Seymour Benzer

Our inspiration

SeeMore's name comes from two different directions.

  • Our desire to "see more" impact, opportunity, empowerment, community and more.
  • Seymour Benzer, the father/father-in-law of our founders, who served as a lifelong inspiration, both in his scientific career and in his personal attitude towards life.

If everyone you talk to says you shouldn't do something, you probably shouldn't do it. And if everyone says you should do something, you should also probably not do it.

But if half the people you talk to tell you to do it and half say you're crazy, then you should definitely go ahead!

Seymour Benzer

Seymour, the scientist

Physics

Seymour earned his PhD in physics, and did ground-breaking work on some of the first semiconductors before becoming a physics professor at Purdue.

Molecular Biology

Seymour soon switched his field of interest to biology, and within years had done foundational research that defined the field, and in particular, he extending genetic analysis to a new level of detail, which led directly to the biochemical nature of DNA and the gene. His work on cistrons is still used as the formal unit of a gene.

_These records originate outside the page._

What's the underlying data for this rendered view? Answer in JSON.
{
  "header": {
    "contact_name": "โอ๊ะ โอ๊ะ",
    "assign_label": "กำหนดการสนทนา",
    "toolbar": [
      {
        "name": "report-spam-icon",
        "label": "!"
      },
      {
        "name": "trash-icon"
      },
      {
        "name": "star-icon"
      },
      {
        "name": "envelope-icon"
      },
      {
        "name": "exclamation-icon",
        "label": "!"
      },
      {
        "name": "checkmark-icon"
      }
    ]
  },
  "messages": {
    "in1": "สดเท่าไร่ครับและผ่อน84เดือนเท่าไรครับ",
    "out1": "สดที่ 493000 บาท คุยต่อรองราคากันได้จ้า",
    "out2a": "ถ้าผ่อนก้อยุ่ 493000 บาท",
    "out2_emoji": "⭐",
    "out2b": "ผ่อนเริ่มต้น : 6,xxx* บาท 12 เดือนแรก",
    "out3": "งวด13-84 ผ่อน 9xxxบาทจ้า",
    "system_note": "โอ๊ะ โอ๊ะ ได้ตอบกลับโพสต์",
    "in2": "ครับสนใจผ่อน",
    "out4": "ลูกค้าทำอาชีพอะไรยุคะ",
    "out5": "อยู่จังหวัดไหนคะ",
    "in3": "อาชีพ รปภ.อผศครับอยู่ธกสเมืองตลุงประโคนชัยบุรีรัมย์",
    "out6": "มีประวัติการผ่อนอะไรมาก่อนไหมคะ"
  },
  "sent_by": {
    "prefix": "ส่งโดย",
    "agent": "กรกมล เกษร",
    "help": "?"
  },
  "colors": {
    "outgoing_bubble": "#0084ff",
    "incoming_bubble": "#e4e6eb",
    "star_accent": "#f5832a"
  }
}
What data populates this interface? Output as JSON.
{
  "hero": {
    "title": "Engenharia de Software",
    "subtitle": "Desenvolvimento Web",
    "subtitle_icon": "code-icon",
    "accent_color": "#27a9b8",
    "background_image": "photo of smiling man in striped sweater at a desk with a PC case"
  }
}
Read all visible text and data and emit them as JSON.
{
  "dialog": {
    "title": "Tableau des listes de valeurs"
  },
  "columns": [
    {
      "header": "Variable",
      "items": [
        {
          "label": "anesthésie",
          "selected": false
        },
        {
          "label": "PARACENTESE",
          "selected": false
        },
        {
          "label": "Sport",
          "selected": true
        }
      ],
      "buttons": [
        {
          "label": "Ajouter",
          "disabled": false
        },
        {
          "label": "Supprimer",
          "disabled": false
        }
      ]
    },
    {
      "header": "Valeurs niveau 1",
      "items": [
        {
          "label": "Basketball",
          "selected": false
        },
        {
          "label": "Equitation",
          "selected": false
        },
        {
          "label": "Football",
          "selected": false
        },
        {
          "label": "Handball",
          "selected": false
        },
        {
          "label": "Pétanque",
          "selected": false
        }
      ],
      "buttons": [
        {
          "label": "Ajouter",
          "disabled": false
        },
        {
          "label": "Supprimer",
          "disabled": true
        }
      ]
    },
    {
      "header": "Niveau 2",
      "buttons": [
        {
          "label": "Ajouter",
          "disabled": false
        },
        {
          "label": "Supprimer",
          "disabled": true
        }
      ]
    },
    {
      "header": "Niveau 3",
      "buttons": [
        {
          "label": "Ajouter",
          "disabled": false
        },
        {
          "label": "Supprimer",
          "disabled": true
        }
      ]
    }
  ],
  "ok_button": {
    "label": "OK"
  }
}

Seymour's discoveries were deeply fundamental to our understanding of modern biology, and placed him in the Pantheon of 20th Century biologists.

Behavioral Genetics

Seymour, being Seymour, saw that the field of molecular biology was becoming crowded, and set off on a new quest to use new tools to study neurobiology. In this, he switched from bacteria and their viruses to the fruit fly, Drosophila. It took him almost a decade for the first successes in this new field.

Seymour and his lab founded the study of behavioral genetics - they were able to identify new fly mutants in sexual function, vision, movement towards light, learning and memory, and the circadian rhythm that sets biological day/night rhythms (which eventually led to a Nobel Prize for his students and collaborators after Seymour died).

The light-dark activity of different Drosophila mutants, which eventually led to understanding the biochemical basis of the circadian rhythm.

These discoveries opened a whole new approach to neurobiology based on genetic studies, which have been used by thousands of labs, greatly expanding our knowledge of nerves and the brain.

Genetics of Aging

Seymour switched fields yet again at the end of his career when he saw that behavioral genetics was becoming a mature field, and became one of the first biologists to focus  on the genetics of aging.

Seymour lessons for SeeMore

Seymour's work had an enormous effect on the foundations of molecular biology, neurobiology, behavioral genetics, and the biology of aging. However, for many of the biologists of the period, what stood out was the elegance and beauty of his experiments. Starting new fields, one after another, required the development of new techniques and new ways of thinking.

This is one part of the Seymour that we hope to embody in SeeMore Impact Labs -- that finding solutions to key issues in education, workforce development and poverty requires thinking afresh, from first principles, driven by curiosity and optimism.

Seymour, the person

On meeting Seymour, one might think him quite unexceptional, and he was often the quietest person in the room. He spoke with pauses, quietly and slowly, and was more interested in listening and learning than in self-display.

Seymour had wide-ranging interests, with food being among the highest. He was interested in everything, including every ethnicity, genre, and component of food. He ate through all of Southern California with the Los Angeles Times food critic, Jonathan Gold, and in his many travels he would search out hole-in-the-wall restaurants with unusual food -- like Surströmming (fermented canned fish, if you can keep it down) and stinky tofu (an apt name). Nothing was below his notice or enthusiasm - he and his lab visited hamburger joints across Los Angeles and rated each according to their meat, bun, toppings and fries.

Dissecting a chicken wing with wife, Dotty, and biologist Anand Sarabhia

The same lack of distinction in his mind between low- and high-culture characterized his consumption of TV and films, politics, art, museums, music and more.

To be sure, Seymour was not a stylish person -- he always wore a rather bland tie (it kept his neck closed and warmer), and even when he wasn't in the lab, he would wear a lab coat with a pocket protector.

Camping (with tie and pocket protector!)

Finally, and perhaps most importantly, Seymour was a kind and generous person (generous both personally and in his willingness to share credit for scientific discoveries). He did not attract enemies, and he had many collaborators and ex-students who became friends across the globe.

We hope that SeeMore Impact Labs embodies Seymour's spirit -- listening, open to everything, looking for intrinsic worth and what works rather than chasing trends. We aspire to his kindness and generosity, and aim to be friends and true partners to everyone we meet.

While we do not mean to copy Seymour's lack of style, we may from time-to-time meet that standard unintentionally.